Vienna meeting signals new push to revive Iran nuclear deal
- par Laura Grandis
- dans Médecine
- — Avr 2, 2021
"But we believe this is a healthy step forward", State Department spokesman Ned Price said.
The United States on Friday confirmed it would take part in a meeting in Vienna next week on the Iran nuclear deal and offered to sit down directly with Tehran.
The statement comes as Iranian Foreign Minister Javad Zarif announced earlier on Friday that the United States would not take part in talks on the JCPOA, scheduled for next week in Vienna.
The announcement followed a virtual meeting of Iran and signatories other than the United States on Friday. The Biden administration and Iran have differed on any conditions for that to happen, including the timing of the lifting of US sanctions against Iran.
Participants will meet in the Austrian capital "to clearly identify sanctions lifting and nuclear implementation measures, including through convening meetings of the relevant expert groups", a statement said.

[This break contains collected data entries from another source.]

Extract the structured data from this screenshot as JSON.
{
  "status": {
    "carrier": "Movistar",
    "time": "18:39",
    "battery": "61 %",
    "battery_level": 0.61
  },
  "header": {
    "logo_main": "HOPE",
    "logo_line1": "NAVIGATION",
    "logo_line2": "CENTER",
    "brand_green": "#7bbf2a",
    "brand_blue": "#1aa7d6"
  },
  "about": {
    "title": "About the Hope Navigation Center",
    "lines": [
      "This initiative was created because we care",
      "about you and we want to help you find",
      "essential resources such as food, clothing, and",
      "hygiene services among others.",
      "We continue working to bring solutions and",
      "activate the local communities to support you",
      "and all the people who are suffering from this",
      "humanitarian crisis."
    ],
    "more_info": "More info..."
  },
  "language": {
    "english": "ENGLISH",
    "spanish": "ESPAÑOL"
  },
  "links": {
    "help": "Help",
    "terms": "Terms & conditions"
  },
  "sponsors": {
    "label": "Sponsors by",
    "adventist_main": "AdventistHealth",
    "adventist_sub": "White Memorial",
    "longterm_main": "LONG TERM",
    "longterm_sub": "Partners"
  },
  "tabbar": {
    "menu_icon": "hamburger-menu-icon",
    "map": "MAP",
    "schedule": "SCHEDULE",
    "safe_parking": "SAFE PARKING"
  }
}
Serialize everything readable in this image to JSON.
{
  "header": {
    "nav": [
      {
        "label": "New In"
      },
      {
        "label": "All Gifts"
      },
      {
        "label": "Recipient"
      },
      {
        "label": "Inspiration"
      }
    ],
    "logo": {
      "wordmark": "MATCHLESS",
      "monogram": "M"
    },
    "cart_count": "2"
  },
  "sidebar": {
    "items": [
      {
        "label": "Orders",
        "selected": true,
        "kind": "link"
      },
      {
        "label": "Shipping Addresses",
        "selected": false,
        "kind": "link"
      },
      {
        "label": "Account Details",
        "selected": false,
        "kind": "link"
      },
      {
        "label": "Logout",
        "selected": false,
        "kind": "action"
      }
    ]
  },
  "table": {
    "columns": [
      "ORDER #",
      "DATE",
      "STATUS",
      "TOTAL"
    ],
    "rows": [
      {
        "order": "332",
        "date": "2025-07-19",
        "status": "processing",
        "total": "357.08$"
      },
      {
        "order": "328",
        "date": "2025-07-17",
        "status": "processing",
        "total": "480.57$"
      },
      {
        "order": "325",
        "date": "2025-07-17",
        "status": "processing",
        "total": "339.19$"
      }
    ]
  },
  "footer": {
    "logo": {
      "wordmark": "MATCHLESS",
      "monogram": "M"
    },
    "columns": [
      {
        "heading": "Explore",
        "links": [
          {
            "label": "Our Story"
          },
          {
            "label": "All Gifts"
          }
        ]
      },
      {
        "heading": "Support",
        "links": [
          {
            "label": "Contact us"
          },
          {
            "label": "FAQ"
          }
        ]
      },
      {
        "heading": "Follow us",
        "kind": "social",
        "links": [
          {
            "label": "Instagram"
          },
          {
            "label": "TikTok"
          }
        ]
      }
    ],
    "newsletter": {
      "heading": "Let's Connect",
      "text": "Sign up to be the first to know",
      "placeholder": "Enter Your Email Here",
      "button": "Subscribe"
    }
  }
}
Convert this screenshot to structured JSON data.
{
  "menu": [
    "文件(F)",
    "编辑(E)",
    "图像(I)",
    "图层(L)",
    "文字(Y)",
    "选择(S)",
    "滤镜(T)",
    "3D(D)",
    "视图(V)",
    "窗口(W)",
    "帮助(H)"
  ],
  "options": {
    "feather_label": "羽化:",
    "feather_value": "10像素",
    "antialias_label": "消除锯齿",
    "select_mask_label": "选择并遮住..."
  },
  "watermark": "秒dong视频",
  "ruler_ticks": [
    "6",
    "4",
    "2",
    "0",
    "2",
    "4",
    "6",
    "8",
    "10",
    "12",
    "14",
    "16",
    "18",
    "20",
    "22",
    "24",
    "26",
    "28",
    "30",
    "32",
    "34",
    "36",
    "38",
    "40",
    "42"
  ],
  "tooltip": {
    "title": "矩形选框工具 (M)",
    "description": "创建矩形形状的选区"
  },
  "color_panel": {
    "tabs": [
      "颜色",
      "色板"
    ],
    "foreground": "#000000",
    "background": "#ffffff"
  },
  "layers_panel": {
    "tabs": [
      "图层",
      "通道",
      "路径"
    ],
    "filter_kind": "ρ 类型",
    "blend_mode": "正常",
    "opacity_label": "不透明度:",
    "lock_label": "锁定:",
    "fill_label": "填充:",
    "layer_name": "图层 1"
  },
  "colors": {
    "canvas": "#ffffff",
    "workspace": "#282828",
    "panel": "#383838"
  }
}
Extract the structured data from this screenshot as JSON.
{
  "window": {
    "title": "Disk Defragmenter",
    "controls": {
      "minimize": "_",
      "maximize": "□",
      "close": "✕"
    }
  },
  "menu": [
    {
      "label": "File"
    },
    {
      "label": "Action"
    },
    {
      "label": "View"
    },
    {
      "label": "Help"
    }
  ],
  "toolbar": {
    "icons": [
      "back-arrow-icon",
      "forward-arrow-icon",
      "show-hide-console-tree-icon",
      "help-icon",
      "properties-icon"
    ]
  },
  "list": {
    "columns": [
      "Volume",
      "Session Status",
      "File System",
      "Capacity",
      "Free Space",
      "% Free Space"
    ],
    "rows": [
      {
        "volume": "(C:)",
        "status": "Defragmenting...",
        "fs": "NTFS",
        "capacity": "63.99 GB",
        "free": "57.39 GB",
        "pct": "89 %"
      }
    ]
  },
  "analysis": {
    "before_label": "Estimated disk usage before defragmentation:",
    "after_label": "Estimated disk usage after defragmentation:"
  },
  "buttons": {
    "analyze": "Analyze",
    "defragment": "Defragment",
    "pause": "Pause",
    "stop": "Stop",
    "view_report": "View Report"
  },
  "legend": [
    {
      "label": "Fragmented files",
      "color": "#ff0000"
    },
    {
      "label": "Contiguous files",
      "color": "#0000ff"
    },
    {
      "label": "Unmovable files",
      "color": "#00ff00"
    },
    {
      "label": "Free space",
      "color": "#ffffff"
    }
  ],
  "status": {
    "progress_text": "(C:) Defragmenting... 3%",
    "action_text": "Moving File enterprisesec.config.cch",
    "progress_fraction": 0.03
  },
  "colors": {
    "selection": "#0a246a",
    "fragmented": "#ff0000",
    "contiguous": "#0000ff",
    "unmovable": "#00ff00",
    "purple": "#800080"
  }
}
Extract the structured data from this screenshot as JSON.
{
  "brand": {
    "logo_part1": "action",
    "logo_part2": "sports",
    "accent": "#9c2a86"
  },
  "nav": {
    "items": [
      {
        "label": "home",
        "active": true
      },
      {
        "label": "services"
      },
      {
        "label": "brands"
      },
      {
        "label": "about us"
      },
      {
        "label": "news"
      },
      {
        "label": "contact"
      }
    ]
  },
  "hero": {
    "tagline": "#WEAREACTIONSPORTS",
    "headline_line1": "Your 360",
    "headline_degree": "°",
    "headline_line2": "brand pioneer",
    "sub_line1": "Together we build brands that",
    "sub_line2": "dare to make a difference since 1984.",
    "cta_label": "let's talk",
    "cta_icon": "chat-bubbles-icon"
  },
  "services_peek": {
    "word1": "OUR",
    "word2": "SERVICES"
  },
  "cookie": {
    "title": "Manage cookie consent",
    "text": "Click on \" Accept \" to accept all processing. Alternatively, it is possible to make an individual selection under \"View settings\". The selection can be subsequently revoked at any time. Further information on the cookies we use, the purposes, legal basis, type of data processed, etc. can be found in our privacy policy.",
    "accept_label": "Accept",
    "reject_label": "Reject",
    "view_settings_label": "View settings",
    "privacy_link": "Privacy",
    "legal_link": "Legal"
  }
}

Israeli officials, including Prime Minister Benjamin Netanyahu, have already begun voicing opposition to the Biden administration's desire to rejoin the deal, putting Jerusalem and Washington at odds on the issue.
U.S. President Joe Biden's predecessor, Donald Trump, withdrew from the deal in 2018 and reimposed U.S. sanctions on Iran, prompting Tehran to violate some of the pact's nuclear restrictions in retaliation. He stressed that a meeting between Iran and the U.S. was "unnecessary" at this point.
Iran has insisted that the United States must act first on removing the Trump sanctions, which include a unilateral effort to stop all its oil exports, before it will roll back measures away from compliance that it had taken as a protest.
But Tehran says Washington has to lift global sanctions that were reimposed by Trump before it will make any moves to get back in line, and is refusing to hold direct negotiations with the US.
US officials had no immediate public comment, but Washington on Thursday welcomed the news that the Europeans would be meeting with the Iranians to try to get talks going again.
The U.S. and Iran have been in a standoff over reviving the nuclear deal.
Russia's ambassador to global organizations in Vienna, Mikhail Ulyanov, said that "the impression is that we are on the right track, but the way ahead will not be easy and will require intensive efforts".
Earlier this month, Iranian supreme leader Ayatollah Ali Khamenei said his country may return to full compliance of the JCPOA if Tehran deems Washington has honoured its commitments.
He stated that the agreements "will ultimately allow Iraq to develop its energy self-sufficiency and, we hope, to end its reliance on Iran".